The mineral quartz might hold the key to why continental plates consistently deform in certain regions, a puzzle that’s remained hard to answer despite revolutions in our understanding of plate tectonics.
Publishing in Nature, Anthony Lowry and Marta Pérez-Gussinyé use data from the EarthScope Transportable Array, a programme that is steadily measuring seismic activity across the United States, along with gravity and heat flow data, to estimate the relative proportion of quartz in the crust and look for geographic variation.
Their research took the relatively novel approach of mapping the ratio between pressure waves (vp) – longitudinal sound waves travelling through the crust, and shear waves (vs) – transverse waves that make the crust move like ripples on a pond. This ratio is not a measure used often in research, as it can be inaccurate and is altered by a number of other factors, such as crust thickness. To iron out these inaccuracies, they combined the ratio values with established data from gravity surveys and estimates of heat flow.

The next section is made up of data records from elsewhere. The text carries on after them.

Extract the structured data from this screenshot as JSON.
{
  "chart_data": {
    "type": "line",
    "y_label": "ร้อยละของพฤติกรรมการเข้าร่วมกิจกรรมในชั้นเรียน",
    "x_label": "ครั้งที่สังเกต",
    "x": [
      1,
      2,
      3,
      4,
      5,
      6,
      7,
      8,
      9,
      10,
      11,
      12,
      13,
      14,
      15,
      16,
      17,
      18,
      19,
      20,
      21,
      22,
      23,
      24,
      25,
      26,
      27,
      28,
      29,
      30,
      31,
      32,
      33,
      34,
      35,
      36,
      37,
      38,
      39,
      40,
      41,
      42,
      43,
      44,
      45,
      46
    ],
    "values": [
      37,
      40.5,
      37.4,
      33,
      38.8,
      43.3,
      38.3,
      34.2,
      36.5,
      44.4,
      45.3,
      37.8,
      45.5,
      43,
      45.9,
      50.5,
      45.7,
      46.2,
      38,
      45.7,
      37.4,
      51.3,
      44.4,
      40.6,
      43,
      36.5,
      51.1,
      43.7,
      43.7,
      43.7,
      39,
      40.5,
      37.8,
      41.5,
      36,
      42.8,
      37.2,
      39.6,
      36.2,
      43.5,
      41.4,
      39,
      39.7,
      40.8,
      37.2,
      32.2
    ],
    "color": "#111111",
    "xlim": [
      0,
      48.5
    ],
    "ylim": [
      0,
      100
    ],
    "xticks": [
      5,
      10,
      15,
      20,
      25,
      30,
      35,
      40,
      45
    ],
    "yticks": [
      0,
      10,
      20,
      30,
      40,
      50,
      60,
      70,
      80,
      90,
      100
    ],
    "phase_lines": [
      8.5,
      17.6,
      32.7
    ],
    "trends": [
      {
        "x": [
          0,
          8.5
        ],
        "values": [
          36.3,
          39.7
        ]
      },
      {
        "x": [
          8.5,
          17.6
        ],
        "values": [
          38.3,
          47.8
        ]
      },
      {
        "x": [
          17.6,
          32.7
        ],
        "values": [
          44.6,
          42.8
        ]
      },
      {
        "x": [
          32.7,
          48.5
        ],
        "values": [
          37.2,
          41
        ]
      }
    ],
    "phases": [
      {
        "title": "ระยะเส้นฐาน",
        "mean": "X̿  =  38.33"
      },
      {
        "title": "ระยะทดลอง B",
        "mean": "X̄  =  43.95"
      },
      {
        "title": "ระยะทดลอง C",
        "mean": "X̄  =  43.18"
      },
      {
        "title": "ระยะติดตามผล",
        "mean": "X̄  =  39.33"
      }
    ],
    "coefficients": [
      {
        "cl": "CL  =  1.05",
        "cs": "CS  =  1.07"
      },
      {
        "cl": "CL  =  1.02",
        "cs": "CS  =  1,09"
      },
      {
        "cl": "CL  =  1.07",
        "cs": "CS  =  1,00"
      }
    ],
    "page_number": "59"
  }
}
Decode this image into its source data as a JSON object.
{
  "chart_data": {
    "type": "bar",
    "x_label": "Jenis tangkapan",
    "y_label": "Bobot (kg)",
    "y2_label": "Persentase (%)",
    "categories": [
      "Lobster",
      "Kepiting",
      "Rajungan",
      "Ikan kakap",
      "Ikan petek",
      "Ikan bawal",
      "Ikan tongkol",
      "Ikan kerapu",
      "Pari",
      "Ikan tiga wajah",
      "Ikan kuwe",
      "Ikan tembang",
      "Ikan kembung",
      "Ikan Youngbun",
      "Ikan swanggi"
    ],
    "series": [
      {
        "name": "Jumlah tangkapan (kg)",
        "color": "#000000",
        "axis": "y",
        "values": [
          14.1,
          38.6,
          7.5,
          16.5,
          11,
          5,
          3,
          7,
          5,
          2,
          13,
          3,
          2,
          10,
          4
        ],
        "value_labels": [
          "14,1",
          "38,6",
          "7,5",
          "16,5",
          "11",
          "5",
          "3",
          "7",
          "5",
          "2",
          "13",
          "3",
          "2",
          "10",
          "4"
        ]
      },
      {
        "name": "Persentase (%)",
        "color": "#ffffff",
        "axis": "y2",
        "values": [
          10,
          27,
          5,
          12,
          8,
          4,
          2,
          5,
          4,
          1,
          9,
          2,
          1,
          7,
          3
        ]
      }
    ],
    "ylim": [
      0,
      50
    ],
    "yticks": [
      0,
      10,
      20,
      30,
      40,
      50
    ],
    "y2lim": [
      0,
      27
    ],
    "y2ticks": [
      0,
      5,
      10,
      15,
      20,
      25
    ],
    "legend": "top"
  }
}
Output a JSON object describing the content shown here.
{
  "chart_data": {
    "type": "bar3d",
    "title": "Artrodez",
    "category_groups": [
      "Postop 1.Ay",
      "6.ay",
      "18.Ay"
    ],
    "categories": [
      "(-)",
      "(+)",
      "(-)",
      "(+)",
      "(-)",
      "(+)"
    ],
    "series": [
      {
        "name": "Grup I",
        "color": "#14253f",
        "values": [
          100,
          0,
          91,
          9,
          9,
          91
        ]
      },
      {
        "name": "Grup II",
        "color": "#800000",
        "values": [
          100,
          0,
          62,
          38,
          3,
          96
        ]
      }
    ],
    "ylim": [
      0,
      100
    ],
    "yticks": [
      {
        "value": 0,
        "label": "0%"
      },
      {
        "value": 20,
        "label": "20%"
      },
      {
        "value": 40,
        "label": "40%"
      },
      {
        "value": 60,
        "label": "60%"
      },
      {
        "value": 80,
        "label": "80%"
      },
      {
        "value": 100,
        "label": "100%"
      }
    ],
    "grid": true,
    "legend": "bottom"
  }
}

The authors argue that a low vp to vs ratio, less than 1.8, correlates to high concentrations of quartz in the crust, and that as quartz is fragile and prone to flow at the temperatures found at depth, this creates weak zones in the crust. Once these regions of weakness establish a deformation zone, this encourages further weakening processes such as the ingress of water and increased heat flow. This dynamic feedback system would ensure that the crust consistently deforms in regions of high quartz, and could even contribute to a weakening of the mantle layer below the crust, further ensuring a zone of weakness is maintained over many millions of years.
Not only could this model elucidate the role of quartz in making mountain ranges, but it could also help to explain some of the more unusual types of earthquake – those that occur in the middle of continental plates, where there is little or no evidence of the fault lines we associate with the more familiar and better understood earthquakes.
This study only observes an area of the Western United States, but the authors intend to keep monitoring the data as EarthScope moves east, eventually measuring activity across the entire country at 70km intervals. Looking at geologically active regions across the world could give us an even better idea about the role of quartz in sculpting our continents.